An Effective Photoplethysmography Signals Processing System Based on Ensemble Empirical Mode Decomposition Method for Acquiring the Multiple Physiological Parameters

• Main Authors: Liao, Jia-Ju, 廖家駒
• Other Authors: Fang, Wai-Chi
• Format: Others
• Language: zh-TW
• Published: 2015
• Online Access: http://ndltd.ncl.edu.tw/handle/a5wbqb

碩士 === 國立交通大學 === 電子工程學系 電子研究所 === 104 === The heavily medical burden caused by population ageing will become a serious challenge for the current and next generation medical care system. There is an urgent need of low-cost disease prevention and home care programs to lower the possible medical burden in the future. The cardiovascular diseases have been on the list of leading cause of death for years in Taiwan. There is about seventeen million people pass away because of cardiovascular around the world. There is urgent need to get the early prevention tool to reduce the risk of cardiovascular disease all over the world. An effective photoplethysmography (PPG) signal processing system based on ensemble empirical mode decomposition (EEMD) method for acquiring the multiple physiological parameters is proposed in this project. The information of arterial pulse can be obtained by near-infrared. A high quality signal can be extracted through the proposed EEMD algorithm. Based on the most advanced semiconductor industry in Taiwan, the regulation of autonomic nervous system (ANS), RI and SI can be derived in real-time and monitored continuously. It makes the at-home care possible and lowers the rate of cardiovascular diseases and medical expenses through long-term monitoring. PPG signal acquired by the PPG capture circuit is sampled through the ADC at sample frequency of 200Hz after being filtered by the band pass filter. The digitized data are decomposed into IMFs with physiological meanings by the EEMD IC. The output IMFs are wirelessly sent to a computer via a Bluetooth module.

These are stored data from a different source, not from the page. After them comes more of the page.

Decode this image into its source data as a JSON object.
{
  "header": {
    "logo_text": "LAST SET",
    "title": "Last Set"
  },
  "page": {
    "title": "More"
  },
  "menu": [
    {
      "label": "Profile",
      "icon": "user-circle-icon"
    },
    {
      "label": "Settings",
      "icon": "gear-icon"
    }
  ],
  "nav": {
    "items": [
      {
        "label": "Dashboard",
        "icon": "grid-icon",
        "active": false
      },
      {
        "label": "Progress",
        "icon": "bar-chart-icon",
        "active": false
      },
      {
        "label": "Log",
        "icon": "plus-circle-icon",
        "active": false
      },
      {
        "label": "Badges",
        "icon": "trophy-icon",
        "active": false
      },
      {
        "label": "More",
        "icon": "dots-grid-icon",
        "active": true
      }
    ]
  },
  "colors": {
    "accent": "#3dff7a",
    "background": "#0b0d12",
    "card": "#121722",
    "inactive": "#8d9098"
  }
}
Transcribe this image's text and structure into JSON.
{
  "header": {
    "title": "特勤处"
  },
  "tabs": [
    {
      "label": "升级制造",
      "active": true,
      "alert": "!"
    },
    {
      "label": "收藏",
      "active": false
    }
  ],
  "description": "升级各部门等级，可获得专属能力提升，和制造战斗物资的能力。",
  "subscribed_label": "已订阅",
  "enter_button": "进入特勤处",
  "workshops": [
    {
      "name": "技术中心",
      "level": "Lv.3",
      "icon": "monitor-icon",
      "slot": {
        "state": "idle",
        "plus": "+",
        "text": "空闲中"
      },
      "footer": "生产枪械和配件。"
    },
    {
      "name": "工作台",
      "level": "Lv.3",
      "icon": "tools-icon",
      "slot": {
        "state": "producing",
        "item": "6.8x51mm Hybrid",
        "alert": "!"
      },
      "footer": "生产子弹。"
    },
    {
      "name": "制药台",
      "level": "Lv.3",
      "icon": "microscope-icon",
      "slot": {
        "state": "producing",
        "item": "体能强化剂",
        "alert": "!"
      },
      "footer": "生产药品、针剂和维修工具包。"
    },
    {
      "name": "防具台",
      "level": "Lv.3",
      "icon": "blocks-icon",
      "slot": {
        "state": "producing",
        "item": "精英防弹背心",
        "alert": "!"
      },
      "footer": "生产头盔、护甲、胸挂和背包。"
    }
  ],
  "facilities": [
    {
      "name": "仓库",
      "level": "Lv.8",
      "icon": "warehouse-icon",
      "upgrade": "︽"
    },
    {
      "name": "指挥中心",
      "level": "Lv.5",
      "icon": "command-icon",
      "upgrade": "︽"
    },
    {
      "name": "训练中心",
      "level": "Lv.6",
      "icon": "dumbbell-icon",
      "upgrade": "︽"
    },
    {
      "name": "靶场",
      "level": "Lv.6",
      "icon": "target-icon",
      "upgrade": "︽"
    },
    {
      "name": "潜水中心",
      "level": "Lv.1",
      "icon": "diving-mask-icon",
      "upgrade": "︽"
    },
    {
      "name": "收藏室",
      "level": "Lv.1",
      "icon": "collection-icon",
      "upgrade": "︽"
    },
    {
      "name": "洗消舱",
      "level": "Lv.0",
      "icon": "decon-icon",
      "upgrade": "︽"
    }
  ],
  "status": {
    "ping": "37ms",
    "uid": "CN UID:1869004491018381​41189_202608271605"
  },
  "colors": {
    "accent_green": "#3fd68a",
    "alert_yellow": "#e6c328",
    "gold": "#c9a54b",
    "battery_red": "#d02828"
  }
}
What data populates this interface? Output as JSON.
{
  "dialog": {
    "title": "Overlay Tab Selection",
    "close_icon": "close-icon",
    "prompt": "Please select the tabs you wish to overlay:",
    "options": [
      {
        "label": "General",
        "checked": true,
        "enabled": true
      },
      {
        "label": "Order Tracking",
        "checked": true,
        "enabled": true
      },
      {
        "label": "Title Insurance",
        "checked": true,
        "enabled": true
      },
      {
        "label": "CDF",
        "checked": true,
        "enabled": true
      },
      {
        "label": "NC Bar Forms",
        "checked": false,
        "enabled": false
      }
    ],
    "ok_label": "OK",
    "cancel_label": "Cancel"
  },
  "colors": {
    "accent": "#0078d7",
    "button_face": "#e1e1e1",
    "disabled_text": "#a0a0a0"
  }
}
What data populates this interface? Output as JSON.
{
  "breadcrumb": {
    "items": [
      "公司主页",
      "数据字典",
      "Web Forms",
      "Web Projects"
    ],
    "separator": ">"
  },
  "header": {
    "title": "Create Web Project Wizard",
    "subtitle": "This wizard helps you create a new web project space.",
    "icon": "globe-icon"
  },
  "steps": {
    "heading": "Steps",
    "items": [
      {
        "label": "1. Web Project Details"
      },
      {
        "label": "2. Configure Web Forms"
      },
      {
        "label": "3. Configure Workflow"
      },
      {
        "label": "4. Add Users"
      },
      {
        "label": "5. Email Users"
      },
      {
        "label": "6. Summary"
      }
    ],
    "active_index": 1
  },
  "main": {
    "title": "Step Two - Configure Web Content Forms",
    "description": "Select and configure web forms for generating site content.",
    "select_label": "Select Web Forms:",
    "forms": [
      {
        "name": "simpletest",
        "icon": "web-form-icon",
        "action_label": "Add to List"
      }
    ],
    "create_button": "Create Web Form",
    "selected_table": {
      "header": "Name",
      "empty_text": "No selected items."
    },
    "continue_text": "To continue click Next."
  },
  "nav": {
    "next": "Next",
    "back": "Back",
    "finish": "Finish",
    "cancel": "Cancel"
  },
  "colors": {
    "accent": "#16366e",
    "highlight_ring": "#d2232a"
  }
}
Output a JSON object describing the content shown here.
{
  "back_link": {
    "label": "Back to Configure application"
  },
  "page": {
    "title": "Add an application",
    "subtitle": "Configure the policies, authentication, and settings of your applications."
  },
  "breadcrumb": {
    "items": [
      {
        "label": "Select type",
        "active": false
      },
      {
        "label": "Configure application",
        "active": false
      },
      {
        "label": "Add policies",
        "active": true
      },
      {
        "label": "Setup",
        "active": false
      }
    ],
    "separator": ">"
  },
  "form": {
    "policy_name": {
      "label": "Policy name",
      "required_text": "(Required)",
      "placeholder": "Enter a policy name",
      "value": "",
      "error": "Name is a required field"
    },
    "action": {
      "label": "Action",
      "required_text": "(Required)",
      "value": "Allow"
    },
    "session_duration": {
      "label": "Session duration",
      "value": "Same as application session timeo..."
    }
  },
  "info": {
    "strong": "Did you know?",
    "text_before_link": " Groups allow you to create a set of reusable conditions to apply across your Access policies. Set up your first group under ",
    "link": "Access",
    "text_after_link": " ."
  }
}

Then the regulation of autonomic nervous system , RI and SI can be derived and display on the GUI. To overcome the noise and aliasing effect caused by nonstationary signals, many innovative and effective modules were developed in this thesis. The proposed HHT SoC design could be implemented in hardware with limited resources and fabricated under TSMC 90 nm CMOS technology. To assess the potential risk of cardiovascular, the IMFs with physiological meanings can be extracted from PPG. The RI, SI, LF, HF and VHF can be derived as the parameters to help the diagnosis of cardiovascular disease.